It has been a long while since I last wrote. In the last two months, I have often wanted to write – sometimes because I was angry, at other times because I was hurt, and at times because I was sad. But today, after a long while, I want to write because I am happy. It’s not that the last two months have been unhappy. They definitely haven’t. But writing requires a certain state of mind – and that has been eluding me for quite a while now.
Yesterday was different. Yesterday was beautiful. Yesterday made me happy.
It was the Rooftop Film Festival. A bunch of friends and I were attending it. And though they were around all the time, as were a couple of hundred others, I felt alone. It was a nice kind of alone-ness. Not the sad lonely kind, but a happy kind of solitude.
We were lying down under the open sky. Whenever the film or the talk got a tad tedious, I would gaze at the stars. The friend on my right was an astronomy enthusiast and pointed out some of the constellations. After a while, I drifted off from our conversation and began inventing constellations of my own. Here was an elephant’s bum, and there was a lady with long-flowing hair. And up ahead, to the right, was the little boy with a bat in his hand.
The first movie began. It was one of my favourites – Before Sunrise. And it contained one of my favourite scenes. The one in the church where Ethan Hawke tells Julie Delpy about the Quaker wedding he had been to. It’s the most romantic description of a wedding that I have heard. The couple kneel down in front of the congregation, and they just stare at each other. Nobody says a word unless they feel that God moves them to speak or say something. And then, after an hour or so of just staring at each other, they’re married.
At the end of the scene, I had a weird sense of happy-sadness. Happy, that something so beautiful exists. Sad, that I had no one to share that moment with.
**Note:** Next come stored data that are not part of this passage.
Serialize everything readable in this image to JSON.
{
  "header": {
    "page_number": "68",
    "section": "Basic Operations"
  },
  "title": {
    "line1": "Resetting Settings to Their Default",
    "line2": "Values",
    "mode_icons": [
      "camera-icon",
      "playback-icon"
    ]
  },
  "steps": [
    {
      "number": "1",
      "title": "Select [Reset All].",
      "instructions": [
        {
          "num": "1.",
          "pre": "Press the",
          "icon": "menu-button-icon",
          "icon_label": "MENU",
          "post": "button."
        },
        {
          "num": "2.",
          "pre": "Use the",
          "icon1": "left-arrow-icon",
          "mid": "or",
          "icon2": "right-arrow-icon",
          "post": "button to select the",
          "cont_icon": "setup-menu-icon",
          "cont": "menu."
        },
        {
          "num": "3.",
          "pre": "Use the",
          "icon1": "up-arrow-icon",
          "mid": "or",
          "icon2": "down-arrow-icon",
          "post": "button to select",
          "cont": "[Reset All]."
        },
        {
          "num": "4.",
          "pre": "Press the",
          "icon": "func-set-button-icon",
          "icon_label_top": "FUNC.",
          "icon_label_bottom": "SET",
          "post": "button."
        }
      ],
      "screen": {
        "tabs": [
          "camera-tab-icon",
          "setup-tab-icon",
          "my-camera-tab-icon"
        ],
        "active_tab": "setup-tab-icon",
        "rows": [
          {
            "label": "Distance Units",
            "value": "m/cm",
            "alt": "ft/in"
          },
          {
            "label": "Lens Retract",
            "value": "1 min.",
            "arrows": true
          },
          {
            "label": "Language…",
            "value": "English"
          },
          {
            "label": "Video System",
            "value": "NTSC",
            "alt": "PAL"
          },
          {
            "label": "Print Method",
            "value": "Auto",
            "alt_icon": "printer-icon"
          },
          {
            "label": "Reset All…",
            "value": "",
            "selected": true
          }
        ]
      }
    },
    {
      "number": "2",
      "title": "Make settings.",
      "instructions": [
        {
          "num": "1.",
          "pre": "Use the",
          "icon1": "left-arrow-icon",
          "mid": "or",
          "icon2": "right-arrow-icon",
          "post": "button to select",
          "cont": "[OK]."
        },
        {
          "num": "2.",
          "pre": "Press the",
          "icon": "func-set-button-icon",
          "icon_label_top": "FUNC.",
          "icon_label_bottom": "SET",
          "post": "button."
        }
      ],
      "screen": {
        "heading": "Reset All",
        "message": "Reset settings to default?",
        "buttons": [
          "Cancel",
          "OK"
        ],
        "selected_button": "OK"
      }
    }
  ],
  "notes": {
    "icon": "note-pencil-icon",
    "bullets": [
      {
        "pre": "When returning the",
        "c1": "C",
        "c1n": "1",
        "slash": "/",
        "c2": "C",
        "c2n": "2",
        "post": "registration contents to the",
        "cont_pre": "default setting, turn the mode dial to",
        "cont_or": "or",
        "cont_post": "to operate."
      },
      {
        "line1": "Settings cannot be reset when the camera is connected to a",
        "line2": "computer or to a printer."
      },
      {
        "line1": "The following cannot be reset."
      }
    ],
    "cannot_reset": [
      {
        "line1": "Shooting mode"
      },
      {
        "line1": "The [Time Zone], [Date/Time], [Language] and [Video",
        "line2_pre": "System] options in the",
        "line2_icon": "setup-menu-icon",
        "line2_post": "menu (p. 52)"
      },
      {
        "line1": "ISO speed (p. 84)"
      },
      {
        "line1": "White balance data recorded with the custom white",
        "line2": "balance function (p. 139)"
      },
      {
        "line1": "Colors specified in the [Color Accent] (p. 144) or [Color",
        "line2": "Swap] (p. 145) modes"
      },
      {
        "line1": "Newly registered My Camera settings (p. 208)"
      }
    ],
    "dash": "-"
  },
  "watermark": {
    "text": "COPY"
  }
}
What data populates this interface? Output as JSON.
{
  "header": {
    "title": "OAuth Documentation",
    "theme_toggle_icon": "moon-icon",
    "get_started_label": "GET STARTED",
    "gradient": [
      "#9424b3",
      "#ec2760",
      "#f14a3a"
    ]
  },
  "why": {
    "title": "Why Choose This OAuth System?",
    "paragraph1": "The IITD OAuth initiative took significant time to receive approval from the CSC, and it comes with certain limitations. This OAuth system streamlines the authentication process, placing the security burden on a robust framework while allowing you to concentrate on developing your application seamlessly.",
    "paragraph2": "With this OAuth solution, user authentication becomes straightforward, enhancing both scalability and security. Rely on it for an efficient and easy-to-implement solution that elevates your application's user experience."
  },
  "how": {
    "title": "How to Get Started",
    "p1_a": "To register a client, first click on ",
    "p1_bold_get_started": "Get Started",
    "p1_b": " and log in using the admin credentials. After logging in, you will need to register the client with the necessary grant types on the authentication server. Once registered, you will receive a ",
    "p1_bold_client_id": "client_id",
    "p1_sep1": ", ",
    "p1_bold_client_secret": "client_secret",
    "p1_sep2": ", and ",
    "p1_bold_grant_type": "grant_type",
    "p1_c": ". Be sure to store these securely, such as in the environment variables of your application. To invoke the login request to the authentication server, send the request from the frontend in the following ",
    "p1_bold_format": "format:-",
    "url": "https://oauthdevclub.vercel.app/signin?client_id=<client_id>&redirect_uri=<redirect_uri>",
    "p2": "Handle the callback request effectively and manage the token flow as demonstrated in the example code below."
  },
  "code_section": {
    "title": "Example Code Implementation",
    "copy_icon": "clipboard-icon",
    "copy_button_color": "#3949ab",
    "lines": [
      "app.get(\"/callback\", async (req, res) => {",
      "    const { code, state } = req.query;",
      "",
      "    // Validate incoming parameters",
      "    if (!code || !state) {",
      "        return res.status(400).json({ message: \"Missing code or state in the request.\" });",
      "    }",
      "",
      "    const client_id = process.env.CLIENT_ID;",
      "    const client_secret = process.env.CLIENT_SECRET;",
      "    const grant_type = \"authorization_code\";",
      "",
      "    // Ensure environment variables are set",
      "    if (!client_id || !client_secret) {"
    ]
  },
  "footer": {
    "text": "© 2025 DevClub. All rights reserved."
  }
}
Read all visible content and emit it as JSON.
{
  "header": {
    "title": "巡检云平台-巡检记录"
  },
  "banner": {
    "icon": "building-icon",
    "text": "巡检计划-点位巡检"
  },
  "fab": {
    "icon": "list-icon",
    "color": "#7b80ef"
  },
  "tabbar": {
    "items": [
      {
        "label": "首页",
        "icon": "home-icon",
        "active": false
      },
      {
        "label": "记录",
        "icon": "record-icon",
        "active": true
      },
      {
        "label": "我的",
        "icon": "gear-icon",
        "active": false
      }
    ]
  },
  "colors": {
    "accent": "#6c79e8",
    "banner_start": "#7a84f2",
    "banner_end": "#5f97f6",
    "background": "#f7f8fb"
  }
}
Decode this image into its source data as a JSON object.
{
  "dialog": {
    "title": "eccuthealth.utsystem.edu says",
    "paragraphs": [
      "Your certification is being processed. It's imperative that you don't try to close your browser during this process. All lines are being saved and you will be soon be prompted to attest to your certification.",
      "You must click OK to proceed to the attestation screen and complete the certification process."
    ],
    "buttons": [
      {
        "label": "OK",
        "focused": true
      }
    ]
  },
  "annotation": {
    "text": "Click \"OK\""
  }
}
I slept through the latter half of the second movie and most of the third. When I woke up, at the end of third film, I happened to glance upward. And what I saw, took my breath away. There, on what I had thought was a moonless night, stood a slim crescent shining bright in the eastward sky. It was magical.
At the end of the fourth movie, I glanced upward again, hoping to watch the crescent as it faded away. But it was already gone. Instead, in its place stood a bright, orange ball. I smiled to myself. So what if I only saw two of the four movies completely, I got to witness two miracles. I am happy, once again.